Before DD was about 18-20months i didn't even attempt discipline that relied on her having control over her actions. I would tell her not to touch something, but while physically removing her. Babies have no impulse control, patchy understanding of language (i.e. "Don't touch the tv" is very hard for them to understand and they usually understand you to mean "touch the tv" because the concept that one word would reverse the meaning of the whole sentence takes a bit of time to get used to!) and a total lack of ability to see ahead. Even a 3 year old finds it hard to predict the consequences of their actions, a baby under 2 has little to no chance.

So in your situation njd i would tell DS he's not to touch the tv as i lifted him away and gave him something else to touch, preferably something flat and bright (like the tv). When DD was small one of those magna-sketchers (with the magnetic pen and screen with metal filings behind to "draw" pictures with? kwim?) was excellent for her to explore the tv-like properties without wrecking a tv. DD is 3 in April and she STILL touches the tv!

My warning system is a 3-strike one, but i never threaten her. My process goes:
"DD please come back from the television, it doesn't like to be touched"
"DD come and sit here please, right away from the television"
"DD i've asked you to come here and you're ignoring me. Would you like to come away from the tv and sit/read/whatever with me? Or would you like to go and have some time out to think about listening to Mama?"

If she is touching the tv because she's curious she will usually stop on the first request, or sometimes the second and she NEVER takes the time-out option. However if she's touching the tv because she knows i don't like her to (which she does on occasion, ALL kids test boundaries afterall) she ignores all requests and usually ends up sitting on the stairs thinking it over for a minute or two. I generally use the time she's out there to plan a far more engaging activity for us both.

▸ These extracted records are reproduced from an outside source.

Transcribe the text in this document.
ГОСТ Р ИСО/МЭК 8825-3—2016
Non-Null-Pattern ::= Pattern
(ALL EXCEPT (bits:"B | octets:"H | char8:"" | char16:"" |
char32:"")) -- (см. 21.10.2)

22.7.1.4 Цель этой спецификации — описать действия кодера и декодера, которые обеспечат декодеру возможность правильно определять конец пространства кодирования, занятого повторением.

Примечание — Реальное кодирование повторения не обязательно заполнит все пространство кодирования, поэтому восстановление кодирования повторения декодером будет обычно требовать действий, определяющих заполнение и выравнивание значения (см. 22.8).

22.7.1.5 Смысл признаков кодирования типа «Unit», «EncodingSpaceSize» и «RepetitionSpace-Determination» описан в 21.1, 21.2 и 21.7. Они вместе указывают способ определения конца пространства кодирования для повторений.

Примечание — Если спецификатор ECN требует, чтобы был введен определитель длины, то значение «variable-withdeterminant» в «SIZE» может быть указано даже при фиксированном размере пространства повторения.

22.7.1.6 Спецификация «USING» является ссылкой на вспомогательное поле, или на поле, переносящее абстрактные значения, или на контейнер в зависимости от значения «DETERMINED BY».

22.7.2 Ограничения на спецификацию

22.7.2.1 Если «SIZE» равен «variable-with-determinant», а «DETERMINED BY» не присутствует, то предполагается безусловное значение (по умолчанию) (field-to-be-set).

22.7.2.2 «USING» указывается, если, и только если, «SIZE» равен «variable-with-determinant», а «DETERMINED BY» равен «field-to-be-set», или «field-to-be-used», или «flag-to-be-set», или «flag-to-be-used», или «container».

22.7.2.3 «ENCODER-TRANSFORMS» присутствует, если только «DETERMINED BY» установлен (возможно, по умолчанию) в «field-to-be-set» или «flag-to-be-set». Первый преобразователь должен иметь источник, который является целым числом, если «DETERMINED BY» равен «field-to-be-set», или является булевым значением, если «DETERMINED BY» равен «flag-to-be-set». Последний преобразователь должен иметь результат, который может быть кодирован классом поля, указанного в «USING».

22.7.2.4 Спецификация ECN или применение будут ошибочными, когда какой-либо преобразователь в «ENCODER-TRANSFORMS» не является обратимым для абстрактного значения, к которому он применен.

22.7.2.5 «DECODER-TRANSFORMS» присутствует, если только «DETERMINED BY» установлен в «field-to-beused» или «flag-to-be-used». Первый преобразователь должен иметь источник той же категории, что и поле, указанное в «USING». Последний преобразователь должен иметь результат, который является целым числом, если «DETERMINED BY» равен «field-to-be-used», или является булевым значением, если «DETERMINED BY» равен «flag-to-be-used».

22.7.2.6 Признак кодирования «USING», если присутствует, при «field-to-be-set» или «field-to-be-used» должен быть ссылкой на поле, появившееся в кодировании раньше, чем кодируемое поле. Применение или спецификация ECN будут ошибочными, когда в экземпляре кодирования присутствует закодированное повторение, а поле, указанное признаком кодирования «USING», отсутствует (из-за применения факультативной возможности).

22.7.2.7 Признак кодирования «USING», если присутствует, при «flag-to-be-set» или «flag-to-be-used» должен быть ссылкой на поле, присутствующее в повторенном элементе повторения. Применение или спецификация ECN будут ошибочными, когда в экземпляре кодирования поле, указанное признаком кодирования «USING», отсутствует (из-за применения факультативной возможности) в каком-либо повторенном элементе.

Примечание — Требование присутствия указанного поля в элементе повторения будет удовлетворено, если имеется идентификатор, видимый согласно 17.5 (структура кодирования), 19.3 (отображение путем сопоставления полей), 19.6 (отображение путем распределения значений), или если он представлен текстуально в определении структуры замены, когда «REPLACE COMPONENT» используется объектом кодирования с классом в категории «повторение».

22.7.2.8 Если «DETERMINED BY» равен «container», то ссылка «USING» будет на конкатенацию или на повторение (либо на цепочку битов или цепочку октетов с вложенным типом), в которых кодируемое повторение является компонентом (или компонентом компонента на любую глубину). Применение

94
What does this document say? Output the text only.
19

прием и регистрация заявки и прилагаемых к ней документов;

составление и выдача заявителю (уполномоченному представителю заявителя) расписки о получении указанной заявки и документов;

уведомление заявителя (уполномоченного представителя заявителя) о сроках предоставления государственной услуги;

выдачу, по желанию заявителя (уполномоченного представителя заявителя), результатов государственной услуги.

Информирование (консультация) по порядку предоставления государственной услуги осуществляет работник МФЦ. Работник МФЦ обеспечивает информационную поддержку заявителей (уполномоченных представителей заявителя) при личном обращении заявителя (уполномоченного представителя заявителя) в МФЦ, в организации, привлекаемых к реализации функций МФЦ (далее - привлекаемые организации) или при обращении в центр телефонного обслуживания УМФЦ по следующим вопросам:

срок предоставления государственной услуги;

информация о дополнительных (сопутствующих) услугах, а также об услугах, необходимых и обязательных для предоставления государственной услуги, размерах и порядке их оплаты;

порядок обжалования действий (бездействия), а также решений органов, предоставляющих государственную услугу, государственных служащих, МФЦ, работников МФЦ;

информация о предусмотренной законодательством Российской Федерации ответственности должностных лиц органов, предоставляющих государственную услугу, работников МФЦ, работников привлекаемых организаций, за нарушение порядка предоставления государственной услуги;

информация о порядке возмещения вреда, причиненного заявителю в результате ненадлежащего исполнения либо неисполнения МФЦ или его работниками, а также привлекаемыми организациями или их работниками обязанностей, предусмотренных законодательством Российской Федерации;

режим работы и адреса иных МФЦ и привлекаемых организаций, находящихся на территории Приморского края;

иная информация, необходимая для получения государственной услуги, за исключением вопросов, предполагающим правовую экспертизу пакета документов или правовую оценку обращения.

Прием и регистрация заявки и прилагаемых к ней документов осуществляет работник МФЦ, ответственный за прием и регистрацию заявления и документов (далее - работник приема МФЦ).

Smacking to me is one of the most interesting aspects of discipline and shows what clever creatures humans are in some ways. In studies if you get a rat and put it in a cage with an object you don't want it to touch (they've done this with different colours, like a black ball and a white ball) and set up an object-linked punishment (i.e. you electrify the black ball so if it IS touched it delivers a small shock) the rats learn very quickly to avoid the black ball. If a technician uses a rod and visual observation to punish the rat with a shock everytime it touches the black ball, even if the technician manages to shock while the rat is ACTUALLY touching the ball, the rat very quickly begins to avoid the rod and the technician and it takes days and days of training to learn not to touch the black ball. The fact that some parents say they smacked their kid once and they never did whatever it was that got them the smack again means human children are capable of quite amazing levels of reasoning and logic. Of course it could also be that parents perception is skewed - the rats with aversion to the electrified black ball stayed averted for many months after the training was completed (years and years in rat-time) but those who learned from the rod lost the aversion to the ball within days of training ending and never lost their aversion to the rod and remained nervous around the technician. I know lots of kids who, once smacked, don't repeat the crime THAT DAY, but the next day might the lesson about the object is usually gone though the aversion to being smacked remains.